Ni siquiera en sueños es probable la ilusión de ver a un Lohengrin, hijo de Parsifal, navegando en la barquilla tirada por un cisne. Su cauce fue el Mosela, pero pudo haber sido el Rin, hermano mayor con el que aquél se une y confunde en el enorme delta de desagüe al Mar del Norte. El gran río genesíaco es imagen icónica de prosperidad en la zona más rica de Europa. Aquel oro arrebatado a las ninfas volvió al fondo del Rin al final de la Tetralogía wagneriana, cuando el reino de los dioses y semidioses, héroes, gigantes y enanos sucumbe y desaparece con la victoria de la raza humana como dueña del mundo.

Además de las barcazas industriales, emblemas del comercio, se asoman al río gigantescas estructuras fabriles, altísimas chimeneas de centrales térmicas alejadas de los núcleos urbanos, e incluso una central nuclear que nunca estuvo activa por defectos de construcción. Las esclusas que salvan en algún tramo el desnivel de las aguas exhiben una tecnología tan potente como la del resto de los complejos fabriles. El recorrido de los cruceros turísticos alterna la imagen bucólica con la industrial, ambas contenidas, eso sí, en una ordenación paisajística y urbana que parece perfecta. No hace falta bucear para hallar el tesoro, ni tiene nada que hacer el nibelungo Alberich para robarlo a cambio de renunciar al amor (estereotipo de los banqueros judíos que odiaba don Ricardo).

| Cultura navegante. Las alegorías wagnerianas ceden hoy su sentido a la realidad de la economía y el desarrollo. El no lo desdeñaría, dada su afición a la molicie capitalista que tantas veces le obligó a huir de acreedores y banqueros, causantes del bochornoso panfleto "El judaísmo en la música", del que tuvo que disculparse alegando no ser racista sino rebelde contra el monopolio de las finanzas alemanas en manos de opulentos hijos de David.

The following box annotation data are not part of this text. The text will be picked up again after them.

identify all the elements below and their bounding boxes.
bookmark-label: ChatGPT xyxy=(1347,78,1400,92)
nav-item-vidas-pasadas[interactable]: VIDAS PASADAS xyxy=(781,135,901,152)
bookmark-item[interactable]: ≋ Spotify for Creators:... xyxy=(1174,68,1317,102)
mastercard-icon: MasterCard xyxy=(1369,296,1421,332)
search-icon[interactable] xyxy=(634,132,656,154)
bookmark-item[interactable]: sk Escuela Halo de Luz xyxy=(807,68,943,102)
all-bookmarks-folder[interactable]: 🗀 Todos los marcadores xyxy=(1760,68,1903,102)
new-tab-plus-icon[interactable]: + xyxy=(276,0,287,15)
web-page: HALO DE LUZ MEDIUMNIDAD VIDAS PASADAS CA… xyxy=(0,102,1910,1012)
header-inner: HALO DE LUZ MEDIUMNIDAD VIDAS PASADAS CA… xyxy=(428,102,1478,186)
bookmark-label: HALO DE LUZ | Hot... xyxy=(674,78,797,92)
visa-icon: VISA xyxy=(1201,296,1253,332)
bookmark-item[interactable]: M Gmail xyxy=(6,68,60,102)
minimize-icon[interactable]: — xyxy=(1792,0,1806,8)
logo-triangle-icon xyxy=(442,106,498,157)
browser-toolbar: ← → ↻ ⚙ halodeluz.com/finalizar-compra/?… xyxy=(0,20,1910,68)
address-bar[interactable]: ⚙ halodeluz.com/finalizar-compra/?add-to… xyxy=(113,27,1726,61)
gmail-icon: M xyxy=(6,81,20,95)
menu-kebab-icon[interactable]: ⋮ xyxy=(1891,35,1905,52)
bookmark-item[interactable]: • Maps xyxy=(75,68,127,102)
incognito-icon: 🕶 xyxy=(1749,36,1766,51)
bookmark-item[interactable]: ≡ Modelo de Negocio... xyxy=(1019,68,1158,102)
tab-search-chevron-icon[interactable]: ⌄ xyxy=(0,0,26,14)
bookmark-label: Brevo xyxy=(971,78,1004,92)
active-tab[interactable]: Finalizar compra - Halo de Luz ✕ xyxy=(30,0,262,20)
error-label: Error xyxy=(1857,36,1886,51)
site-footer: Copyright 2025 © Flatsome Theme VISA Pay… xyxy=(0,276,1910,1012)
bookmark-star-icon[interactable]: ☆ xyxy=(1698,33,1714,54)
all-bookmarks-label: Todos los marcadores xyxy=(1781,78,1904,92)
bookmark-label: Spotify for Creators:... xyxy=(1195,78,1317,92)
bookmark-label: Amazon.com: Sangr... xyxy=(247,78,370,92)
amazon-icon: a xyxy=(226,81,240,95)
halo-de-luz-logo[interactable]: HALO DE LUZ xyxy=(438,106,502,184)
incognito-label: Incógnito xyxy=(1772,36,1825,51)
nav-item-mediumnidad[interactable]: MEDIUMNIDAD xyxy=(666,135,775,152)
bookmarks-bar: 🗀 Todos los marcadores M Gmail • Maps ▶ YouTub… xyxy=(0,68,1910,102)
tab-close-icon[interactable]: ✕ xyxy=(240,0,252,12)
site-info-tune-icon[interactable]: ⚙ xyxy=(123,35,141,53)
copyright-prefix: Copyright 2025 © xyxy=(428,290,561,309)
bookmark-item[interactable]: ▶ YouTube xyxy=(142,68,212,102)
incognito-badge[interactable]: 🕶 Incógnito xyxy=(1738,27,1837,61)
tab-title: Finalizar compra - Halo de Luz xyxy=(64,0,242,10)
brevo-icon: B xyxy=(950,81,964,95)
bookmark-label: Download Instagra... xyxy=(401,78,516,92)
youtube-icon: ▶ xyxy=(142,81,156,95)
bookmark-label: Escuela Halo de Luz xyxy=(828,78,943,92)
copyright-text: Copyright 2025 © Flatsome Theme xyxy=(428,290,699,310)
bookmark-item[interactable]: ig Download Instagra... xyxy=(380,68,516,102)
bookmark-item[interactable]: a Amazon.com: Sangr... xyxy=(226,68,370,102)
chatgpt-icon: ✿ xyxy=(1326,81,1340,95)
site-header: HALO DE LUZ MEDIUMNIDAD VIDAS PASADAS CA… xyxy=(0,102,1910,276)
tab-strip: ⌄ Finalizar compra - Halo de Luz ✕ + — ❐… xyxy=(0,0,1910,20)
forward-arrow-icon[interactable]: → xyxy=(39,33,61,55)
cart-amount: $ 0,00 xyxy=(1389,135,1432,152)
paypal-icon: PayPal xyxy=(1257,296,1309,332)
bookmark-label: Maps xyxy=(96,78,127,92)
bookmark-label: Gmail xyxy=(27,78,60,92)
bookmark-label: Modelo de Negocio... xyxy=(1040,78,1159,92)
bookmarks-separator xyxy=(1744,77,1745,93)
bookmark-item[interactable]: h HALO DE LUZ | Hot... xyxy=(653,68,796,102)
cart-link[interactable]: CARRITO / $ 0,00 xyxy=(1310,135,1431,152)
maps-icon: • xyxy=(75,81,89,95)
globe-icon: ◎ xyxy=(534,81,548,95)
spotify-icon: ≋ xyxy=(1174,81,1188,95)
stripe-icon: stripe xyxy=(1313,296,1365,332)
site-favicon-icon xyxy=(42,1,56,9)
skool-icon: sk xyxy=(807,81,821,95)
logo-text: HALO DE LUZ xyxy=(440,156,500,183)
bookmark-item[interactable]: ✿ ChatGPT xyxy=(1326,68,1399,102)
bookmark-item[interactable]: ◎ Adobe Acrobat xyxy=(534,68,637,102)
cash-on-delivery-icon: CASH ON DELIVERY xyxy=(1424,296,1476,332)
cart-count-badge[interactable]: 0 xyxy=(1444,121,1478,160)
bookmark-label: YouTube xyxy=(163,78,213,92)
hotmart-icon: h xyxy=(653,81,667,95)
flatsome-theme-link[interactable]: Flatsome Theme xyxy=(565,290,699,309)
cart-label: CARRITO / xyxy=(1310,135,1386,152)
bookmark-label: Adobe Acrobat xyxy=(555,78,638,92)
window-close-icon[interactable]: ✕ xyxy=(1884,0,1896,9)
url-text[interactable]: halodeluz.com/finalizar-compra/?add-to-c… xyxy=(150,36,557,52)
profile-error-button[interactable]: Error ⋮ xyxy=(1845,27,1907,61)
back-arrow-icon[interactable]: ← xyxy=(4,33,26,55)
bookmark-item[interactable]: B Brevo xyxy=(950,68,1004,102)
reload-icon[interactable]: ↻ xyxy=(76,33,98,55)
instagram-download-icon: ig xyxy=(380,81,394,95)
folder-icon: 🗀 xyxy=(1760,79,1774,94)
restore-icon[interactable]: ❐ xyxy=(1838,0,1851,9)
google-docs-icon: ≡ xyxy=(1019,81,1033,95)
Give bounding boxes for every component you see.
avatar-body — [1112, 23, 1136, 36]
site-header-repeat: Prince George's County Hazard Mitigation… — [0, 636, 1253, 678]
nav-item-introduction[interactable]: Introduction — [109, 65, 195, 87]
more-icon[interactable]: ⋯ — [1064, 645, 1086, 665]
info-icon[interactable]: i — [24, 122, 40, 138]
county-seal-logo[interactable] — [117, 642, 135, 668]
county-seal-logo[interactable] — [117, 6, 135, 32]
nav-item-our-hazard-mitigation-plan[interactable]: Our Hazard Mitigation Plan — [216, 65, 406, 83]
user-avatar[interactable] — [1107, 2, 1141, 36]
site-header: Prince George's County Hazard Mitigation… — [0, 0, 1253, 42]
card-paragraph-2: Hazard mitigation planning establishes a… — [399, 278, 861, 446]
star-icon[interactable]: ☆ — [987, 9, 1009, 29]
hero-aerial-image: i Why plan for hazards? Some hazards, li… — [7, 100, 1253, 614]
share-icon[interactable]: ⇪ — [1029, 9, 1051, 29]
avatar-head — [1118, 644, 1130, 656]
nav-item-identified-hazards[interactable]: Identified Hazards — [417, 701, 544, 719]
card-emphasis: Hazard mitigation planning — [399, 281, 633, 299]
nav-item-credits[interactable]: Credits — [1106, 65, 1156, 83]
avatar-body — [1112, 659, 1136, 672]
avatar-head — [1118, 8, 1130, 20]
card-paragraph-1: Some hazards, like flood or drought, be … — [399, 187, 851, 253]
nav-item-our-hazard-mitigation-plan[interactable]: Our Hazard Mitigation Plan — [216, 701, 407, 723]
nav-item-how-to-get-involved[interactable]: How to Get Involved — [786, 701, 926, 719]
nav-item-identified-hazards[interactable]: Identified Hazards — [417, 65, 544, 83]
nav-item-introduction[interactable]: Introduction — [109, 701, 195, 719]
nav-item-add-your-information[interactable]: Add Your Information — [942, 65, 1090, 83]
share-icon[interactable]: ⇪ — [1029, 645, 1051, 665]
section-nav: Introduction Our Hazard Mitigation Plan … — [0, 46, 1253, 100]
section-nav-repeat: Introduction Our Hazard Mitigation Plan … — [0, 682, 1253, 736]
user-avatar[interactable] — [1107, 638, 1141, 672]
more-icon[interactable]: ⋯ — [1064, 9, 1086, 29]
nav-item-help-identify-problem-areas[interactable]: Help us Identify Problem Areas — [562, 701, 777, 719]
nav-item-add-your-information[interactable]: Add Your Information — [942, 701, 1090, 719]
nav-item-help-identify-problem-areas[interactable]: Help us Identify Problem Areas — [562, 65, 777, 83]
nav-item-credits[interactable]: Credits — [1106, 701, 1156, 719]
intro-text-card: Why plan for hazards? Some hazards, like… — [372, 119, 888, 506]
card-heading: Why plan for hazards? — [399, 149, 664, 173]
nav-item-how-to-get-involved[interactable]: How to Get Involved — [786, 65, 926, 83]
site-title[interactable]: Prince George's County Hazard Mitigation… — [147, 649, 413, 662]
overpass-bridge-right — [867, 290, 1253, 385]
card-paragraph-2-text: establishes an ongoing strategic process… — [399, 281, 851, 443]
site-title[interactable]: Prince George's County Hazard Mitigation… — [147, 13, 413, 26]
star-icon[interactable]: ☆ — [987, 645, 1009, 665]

Pero en la mitología wagneriana el valor esencial del oro del Rin es menos poético que noético: simboliza el espíritu milenario de la inteligencia alemana y su legado cultural, agredido a lo largo de la historia pero siempre triunfante. Hay que escuchar el monólogo del zapatero Sachs en la última escena de "Los maestros cantores de Nuremberg" para entender la pasión preservadora de ese gran tesoro, robado y devuelto al Rin como depositario mítico de las esencias nacionales. Un rol, en definitiva, que el río merece por su profunda significación en el ser de Alemania y de algunos estados limítrofes. Para el navegante neófito, tal vez sea esa la experiencia más rica del viaje: imaginar los flujos de ida y vuelta de bienes materiales y culturales a lo largo del dilatado caudal y sobre aguas abiertas, fecundantes de diálogo, entendimiento y cooperación.

Así lo vemos y entendemos, a despecho de que el recorrido se haga un tanto repetitivo en el plano paisajístico y por momentos claustrofóbico. No es, ciertamente, el Mediterráneo, diverso y sorprendente, espacio a su vez de fusión de civilizaciones y culturas contrapuestas, vía de entrada de las etnias caucásicas, límite oriental entre el Occidente y el Oriente y vertiente común de Europa y África. Pero el genio del Rin sigue vivo más allá de su antiquísima mitología, heroico y pragmático, soñador y eficiente. Es el río de la gran epopeya wagneriana, pero también de otros grandes artistas que no han querido asomarse a los mitos por ser tan grande y rica la realidad de su naturaleza y cultura. Basta escuchar la Sinfonía "Renana", tercera de las de Schumann, para entender el poderoso mensaje de las aguas que fluyen a través de los siglos (el nombre del Rin procede de una voz latina que significa fluir), el milagro de las catedrales góticas y la voluntad de mejorar la vida humana.